Taewan Kim
Kathleen Boesze-Battaglia
Bruce, J Shenker
| Taewan Kim | Kathleen Boesze-Battaglia | Bruce, J Shenker |
Taewan Kim1, Kathleen Boesze-Battaglia2, Bruce J Shenker2
1Periodontics, University of Pennsylvania, School of Dental Medicine; 2Basic & Translational Sciences, University of Pennsylvania
Introduction
A cohort of localized aggressive periodontitis (LAP) patients are characterized by persistence of Aa in high numbers in tooth surface associated biofilms, inflammation, and the destruction of periodontal tissue. Aa creates an environment suitable for other pathogens which collectively contribute to LAP pathogenesis. Our study focuses on one of three Aa toxins, the cytolethal distending toxin (Cdt), shown to cause cell cycle arrest, apoptosis in T cells and enhanced secretion of pro-inflammatory cytokines in macrophages.
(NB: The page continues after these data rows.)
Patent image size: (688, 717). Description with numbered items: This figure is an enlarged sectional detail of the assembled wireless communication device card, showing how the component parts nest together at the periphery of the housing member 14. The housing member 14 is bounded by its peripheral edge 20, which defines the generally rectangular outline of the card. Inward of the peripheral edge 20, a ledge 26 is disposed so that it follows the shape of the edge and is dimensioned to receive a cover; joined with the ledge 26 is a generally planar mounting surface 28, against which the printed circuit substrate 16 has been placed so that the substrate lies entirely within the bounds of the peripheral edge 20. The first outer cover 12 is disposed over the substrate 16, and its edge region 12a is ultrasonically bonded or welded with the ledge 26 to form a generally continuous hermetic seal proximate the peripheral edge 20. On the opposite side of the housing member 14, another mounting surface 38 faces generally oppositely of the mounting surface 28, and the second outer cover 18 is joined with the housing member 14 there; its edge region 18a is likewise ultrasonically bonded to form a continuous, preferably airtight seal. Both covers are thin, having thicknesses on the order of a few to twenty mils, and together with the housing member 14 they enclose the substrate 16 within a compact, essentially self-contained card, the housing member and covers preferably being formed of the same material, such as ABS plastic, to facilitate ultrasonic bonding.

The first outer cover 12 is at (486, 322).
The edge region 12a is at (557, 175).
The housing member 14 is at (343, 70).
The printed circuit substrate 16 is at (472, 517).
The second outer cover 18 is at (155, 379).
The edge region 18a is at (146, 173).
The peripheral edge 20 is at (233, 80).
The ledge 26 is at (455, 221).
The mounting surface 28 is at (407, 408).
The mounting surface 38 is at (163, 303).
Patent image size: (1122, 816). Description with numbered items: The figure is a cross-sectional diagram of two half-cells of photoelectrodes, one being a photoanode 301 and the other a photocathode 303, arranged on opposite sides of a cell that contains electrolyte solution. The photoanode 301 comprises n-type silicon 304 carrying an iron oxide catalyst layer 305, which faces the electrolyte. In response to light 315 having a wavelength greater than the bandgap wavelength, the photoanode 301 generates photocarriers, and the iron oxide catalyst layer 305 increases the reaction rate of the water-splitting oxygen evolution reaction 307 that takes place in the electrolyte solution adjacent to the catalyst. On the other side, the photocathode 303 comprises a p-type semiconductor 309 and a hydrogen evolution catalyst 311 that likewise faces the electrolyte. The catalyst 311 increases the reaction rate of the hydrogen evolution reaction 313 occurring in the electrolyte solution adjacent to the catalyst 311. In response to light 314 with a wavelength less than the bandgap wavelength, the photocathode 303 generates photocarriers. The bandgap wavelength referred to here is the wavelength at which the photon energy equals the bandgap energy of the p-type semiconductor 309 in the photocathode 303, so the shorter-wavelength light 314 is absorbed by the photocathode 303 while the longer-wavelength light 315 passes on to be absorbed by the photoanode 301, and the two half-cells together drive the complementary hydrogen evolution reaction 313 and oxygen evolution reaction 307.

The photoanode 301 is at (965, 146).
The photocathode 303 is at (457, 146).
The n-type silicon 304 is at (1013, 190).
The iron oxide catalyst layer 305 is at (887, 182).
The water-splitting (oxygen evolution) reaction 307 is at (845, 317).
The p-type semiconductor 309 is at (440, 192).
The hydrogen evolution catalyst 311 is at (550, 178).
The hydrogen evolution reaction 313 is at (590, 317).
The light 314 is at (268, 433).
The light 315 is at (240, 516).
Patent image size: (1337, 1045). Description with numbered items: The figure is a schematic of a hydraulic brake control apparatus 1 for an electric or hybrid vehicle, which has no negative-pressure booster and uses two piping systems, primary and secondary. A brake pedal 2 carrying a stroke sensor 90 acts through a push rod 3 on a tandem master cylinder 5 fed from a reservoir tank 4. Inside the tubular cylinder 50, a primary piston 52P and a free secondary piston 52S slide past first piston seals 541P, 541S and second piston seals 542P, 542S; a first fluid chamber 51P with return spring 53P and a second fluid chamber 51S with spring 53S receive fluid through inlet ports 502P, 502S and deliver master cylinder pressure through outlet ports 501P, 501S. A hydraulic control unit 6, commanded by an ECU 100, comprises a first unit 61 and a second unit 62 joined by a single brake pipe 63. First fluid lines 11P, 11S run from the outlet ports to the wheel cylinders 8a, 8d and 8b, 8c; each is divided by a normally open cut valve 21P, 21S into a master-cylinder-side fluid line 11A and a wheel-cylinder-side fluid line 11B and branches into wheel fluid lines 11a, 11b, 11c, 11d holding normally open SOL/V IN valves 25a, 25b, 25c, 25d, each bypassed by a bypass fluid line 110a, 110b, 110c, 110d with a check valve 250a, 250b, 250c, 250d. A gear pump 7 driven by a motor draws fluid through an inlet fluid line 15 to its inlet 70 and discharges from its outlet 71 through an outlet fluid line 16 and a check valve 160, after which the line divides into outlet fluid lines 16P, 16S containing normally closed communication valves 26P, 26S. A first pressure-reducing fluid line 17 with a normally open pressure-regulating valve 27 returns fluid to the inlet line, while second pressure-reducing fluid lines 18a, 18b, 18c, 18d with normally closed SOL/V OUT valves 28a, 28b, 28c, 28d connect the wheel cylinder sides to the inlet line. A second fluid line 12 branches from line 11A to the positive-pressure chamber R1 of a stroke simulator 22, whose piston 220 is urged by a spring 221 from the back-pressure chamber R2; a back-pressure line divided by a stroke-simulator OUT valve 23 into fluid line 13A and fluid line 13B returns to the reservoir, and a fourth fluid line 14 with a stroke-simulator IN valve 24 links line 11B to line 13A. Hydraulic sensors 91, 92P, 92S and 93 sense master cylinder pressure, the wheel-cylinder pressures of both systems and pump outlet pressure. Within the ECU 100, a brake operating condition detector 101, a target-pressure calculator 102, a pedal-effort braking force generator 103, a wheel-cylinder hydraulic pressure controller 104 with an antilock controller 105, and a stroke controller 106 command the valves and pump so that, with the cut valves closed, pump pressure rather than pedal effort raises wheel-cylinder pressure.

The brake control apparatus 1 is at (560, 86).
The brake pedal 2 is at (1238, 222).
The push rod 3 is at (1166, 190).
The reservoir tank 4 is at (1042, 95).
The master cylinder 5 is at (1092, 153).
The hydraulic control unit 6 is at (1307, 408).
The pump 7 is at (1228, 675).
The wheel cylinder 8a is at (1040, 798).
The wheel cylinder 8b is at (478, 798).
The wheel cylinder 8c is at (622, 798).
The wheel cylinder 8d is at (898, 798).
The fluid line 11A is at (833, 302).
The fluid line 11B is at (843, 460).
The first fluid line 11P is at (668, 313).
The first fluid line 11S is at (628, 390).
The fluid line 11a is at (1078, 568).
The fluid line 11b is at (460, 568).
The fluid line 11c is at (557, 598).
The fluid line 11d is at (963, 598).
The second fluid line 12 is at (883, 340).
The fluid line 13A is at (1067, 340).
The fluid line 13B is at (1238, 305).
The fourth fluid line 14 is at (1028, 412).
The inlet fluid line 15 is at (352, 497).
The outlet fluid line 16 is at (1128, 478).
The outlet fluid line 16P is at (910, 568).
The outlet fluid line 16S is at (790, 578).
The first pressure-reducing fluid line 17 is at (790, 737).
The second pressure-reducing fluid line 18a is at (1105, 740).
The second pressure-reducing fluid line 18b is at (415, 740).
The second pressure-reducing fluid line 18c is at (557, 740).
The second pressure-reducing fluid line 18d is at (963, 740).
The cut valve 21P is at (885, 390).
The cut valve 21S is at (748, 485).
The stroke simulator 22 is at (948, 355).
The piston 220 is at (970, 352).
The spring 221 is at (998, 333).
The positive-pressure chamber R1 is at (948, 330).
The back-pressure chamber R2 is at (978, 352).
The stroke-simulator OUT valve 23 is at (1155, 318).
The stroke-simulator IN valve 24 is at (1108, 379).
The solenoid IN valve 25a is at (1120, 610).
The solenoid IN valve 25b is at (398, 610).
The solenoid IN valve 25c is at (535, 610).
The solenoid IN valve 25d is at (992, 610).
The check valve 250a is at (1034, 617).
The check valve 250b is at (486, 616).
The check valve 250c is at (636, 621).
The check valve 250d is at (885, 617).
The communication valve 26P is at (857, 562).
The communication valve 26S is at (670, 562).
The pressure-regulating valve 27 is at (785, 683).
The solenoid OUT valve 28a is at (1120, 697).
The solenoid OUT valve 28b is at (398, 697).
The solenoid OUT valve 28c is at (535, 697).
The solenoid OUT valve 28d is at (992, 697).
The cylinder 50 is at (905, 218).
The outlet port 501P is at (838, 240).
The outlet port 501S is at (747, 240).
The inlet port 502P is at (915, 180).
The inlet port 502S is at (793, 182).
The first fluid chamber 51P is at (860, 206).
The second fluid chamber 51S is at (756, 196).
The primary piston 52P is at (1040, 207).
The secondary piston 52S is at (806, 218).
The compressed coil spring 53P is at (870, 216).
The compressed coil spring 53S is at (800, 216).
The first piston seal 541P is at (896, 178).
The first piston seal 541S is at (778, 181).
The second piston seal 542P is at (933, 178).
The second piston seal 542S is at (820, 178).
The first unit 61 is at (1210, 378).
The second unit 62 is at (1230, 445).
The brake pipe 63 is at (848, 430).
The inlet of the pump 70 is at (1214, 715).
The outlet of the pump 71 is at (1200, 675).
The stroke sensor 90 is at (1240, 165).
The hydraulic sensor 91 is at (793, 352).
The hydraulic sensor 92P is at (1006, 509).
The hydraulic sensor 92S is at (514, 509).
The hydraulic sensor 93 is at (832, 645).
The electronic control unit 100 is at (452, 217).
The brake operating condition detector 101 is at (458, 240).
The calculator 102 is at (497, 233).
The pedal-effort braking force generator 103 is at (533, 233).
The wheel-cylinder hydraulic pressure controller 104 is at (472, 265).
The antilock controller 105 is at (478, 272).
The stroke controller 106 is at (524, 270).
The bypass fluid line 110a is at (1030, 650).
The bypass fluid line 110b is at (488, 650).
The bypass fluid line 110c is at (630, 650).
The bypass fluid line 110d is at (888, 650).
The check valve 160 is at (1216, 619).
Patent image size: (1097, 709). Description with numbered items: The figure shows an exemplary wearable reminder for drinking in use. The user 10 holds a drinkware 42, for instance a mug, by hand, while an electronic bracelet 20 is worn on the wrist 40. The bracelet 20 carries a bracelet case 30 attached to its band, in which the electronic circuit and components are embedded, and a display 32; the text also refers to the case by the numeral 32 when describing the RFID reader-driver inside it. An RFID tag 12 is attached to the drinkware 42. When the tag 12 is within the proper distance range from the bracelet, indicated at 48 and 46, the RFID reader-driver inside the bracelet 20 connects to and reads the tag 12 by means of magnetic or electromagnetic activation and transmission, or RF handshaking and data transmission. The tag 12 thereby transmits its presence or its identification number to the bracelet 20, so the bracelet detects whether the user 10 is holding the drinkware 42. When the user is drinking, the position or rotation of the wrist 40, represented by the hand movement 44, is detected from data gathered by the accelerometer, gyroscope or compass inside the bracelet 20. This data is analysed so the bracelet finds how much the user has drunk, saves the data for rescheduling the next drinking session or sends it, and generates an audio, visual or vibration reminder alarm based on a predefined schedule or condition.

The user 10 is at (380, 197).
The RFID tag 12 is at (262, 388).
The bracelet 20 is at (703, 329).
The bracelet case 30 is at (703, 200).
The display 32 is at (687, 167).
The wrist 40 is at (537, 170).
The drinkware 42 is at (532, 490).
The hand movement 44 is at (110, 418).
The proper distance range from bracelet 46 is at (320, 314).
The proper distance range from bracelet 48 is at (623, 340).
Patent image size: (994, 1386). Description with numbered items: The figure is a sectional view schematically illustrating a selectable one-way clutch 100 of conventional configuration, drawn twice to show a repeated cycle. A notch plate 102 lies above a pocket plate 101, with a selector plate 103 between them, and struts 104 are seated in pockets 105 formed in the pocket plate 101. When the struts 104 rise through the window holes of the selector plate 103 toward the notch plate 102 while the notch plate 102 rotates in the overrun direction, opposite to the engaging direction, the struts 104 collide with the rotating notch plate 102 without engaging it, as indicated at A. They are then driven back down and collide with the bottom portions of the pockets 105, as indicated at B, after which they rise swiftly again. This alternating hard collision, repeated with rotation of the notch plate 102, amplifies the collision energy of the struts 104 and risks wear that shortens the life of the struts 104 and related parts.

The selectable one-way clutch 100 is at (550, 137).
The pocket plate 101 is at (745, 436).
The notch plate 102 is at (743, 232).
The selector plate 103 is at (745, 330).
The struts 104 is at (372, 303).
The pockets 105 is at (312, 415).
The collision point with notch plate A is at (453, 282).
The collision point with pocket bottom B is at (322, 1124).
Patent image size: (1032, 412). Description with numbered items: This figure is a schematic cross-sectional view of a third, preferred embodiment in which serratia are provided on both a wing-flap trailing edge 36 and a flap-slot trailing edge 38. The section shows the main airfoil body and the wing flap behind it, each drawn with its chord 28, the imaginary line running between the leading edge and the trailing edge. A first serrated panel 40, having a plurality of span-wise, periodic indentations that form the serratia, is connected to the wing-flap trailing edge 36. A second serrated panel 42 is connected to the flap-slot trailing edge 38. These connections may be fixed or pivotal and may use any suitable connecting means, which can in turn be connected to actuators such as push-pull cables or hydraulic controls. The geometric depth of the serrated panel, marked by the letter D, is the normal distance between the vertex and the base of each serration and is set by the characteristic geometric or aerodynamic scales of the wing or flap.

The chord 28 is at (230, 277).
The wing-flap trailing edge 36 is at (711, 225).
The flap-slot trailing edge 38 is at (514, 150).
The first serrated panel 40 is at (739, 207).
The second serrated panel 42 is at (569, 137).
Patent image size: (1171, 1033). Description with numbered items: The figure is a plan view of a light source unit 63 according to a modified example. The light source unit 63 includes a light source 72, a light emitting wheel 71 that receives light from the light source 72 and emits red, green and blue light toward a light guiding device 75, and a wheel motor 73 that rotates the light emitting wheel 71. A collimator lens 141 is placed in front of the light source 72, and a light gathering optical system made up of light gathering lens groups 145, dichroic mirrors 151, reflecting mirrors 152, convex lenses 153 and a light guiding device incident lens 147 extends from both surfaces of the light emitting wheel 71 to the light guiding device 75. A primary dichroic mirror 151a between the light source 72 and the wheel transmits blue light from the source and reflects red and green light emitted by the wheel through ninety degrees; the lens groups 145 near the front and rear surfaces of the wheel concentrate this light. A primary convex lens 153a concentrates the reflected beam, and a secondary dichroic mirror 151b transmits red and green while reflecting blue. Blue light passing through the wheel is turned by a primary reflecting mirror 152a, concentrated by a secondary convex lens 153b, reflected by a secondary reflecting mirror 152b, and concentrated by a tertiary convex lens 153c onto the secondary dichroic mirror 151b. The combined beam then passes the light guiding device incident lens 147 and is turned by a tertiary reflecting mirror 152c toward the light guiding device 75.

Cdt exerts its toxic effect through the active, CdtB subunit, which acts as a phosphatidylinositol-3,4,5-triphosphate (PIP3) phosphatase, converting PIP3 to phosphatidylinsoitol-3,4-diphosphate (PI3,4P2) thereby depleting PIP3 pools. The aim of the study is to determine if shift from PIP3 to PI3,4P2 not only causes toxicity via pathological cell signaling but it also disrupts one of the host’s defense mechanisms, phagocytosis, and phago-lysosomal degradation of pathogens.
Methods
To determine if CdtB phosphatase activity alters PI pool, THP1 macrophages were treated with CdtBWT or CdtBR117A (phosphatase activity deficient mutant), or media (untreated control). Verification of PI pool changes were analyzed using multi-fluor confocal imaging and ELISA. To observe the changes in phagolysosome fusion, opsonized E. Coli with pH sensitive fluorochrome (pHrodo) was used and fluorescence was measured as a phagolysosome fusion. Lastly, to determine if CdtB phosphatase modulates macrophage susceptibility to bacterial infection, THP1 macrophages were treated with/without CdtBWT and inoculated for two hours with wild type Aa (D7S-SA) or mutant Aa lacking Cdt (D7S-SA CHE001) before lysis and bacterial culture. Colony forming units were counted and interpreted as a bactericidal function of THP1 macrophage.
Results
Confocal images and PI pool ELISA of CdtBWT treated THP1 macrophages showed increased PI3,4P2 level and decreased PI3,4,5P3 level, while the PI4,5P2 level was maintained unchanged. Phagolysosome formation study revealed decreased pHrodo fluorescence activity with CdtBWT treated THP1 macrophage as compared to CdtBR117A and untreated control. Aa survivability challenge with/without CdtBWT treatment against THP1 macrophage revealed that there is a significant decrease in bactericidal function of THP1 macrophage when it is treated with CdtBWT.
Conclusion
CdtB activity specifically and significantly increases intracellular PI3,4P2 levels and decreases host phagocytic function. Lastly, increased in Aa survivability with CdtBWT treatment showed that disruption in phagocytosis leading to reduced local host defense.